Sunday 6 December 2015
Open code: not just data and publications
I had a nice exchange on Twitter this week.
Nick Fay had found a tweet I had posted over a year ago, asking for advice on an arcane aspect of statistical analysis:
I'd had some replies, but they hadn’t really helped. In the end, I’d worked out that there was an error in the stats bible written by Rand Wilcox, which was leading me astray. Once I’d overcome that, I managed to get the analysis to work.
It was clear Nick was now having the same problem and going round in exactly the same circles I had experienced.
My initial thought was that I could probably dig out the analysis and reconstruct what I’d done, but my heart sank at the prospect. However, then I had a cheerful thought. I had deposited the analysis scripts for my project on the Open Science Framework, here. I checked, and the script was pretty well annotated, and as a bonus you got a script showing you how to make a nice swarm plot.
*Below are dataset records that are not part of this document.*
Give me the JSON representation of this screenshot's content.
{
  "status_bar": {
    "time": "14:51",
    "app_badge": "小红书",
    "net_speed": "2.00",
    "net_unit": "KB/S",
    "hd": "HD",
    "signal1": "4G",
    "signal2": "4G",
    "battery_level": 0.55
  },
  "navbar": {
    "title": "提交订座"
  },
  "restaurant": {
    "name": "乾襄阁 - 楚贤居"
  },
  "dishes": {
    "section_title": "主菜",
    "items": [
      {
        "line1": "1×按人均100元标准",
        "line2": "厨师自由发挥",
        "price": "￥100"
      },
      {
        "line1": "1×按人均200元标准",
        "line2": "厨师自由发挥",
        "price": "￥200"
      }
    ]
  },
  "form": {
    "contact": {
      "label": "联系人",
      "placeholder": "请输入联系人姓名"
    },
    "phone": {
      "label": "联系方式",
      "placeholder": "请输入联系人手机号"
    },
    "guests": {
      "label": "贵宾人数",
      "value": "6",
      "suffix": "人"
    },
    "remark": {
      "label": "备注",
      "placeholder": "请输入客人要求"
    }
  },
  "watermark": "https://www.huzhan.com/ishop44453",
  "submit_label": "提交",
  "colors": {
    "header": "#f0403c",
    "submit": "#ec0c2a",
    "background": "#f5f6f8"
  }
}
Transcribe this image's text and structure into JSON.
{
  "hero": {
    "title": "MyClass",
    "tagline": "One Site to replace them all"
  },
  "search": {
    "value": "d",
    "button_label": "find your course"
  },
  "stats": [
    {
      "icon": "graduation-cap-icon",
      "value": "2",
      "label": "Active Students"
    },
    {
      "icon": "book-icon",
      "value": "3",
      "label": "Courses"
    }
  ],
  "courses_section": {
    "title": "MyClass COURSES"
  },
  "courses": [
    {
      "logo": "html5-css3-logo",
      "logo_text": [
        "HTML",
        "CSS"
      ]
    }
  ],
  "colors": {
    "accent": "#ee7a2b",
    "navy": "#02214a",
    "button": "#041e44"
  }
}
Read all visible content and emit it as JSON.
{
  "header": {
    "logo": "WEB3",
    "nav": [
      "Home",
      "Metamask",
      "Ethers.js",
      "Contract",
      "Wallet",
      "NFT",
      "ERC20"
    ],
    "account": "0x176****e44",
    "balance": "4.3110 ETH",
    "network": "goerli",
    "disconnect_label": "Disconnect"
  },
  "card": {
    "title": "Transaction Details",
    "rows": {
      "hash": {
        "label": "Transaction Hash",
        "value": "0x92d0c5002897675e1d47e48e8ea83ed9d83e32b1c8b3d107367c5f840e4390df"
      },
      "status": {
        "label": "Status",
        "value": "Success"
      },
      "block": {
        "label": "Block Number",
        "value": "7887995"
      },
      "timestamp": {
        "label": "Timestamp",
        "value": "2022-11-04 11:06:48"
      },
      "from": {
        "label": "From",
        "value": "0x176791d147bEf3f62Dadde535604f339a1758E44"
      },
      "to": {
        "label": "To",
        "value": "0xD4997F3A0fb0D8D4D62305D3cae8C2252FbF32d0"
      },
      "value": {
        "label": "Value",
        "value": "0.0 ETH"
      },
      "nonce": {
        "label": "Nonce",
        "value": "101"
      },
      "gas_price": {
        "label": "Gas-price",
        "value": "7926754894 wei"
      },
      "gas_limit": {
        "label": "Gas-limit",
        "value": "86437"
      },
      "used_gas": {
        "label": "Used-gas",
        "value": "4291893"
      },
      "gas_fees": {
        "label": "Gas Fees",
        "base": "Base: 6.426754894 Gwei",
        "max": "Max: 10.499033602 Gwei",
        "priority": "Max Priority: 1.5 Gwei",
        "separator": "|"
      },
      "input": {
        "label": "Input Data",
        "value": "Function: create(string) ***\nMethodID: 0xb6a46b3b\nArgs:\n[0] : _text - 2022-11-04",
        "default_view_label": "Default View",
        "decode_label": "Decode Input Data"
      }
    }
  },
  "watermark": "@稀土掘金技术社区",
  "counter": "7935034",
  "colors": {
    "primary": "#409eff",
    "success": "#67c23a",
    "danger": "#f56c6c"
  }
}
This experience comes hard on the heels of another interaction, this time around a paper I’m writing with Paul Thompson on p-curve analysis (latest preprint is here). Here there’s no raw data, just simulations, and it’s been refreshing to interact with reviewers who not only look at the code you have deposited, but also make their own code available. There’ve been disagreements with the reviewers about aspects of our paper, and it helped enormously that we could examine one another’s code. The nice thing is that if code is available, you get to really understand what someone has done and also learn a great deal about coding.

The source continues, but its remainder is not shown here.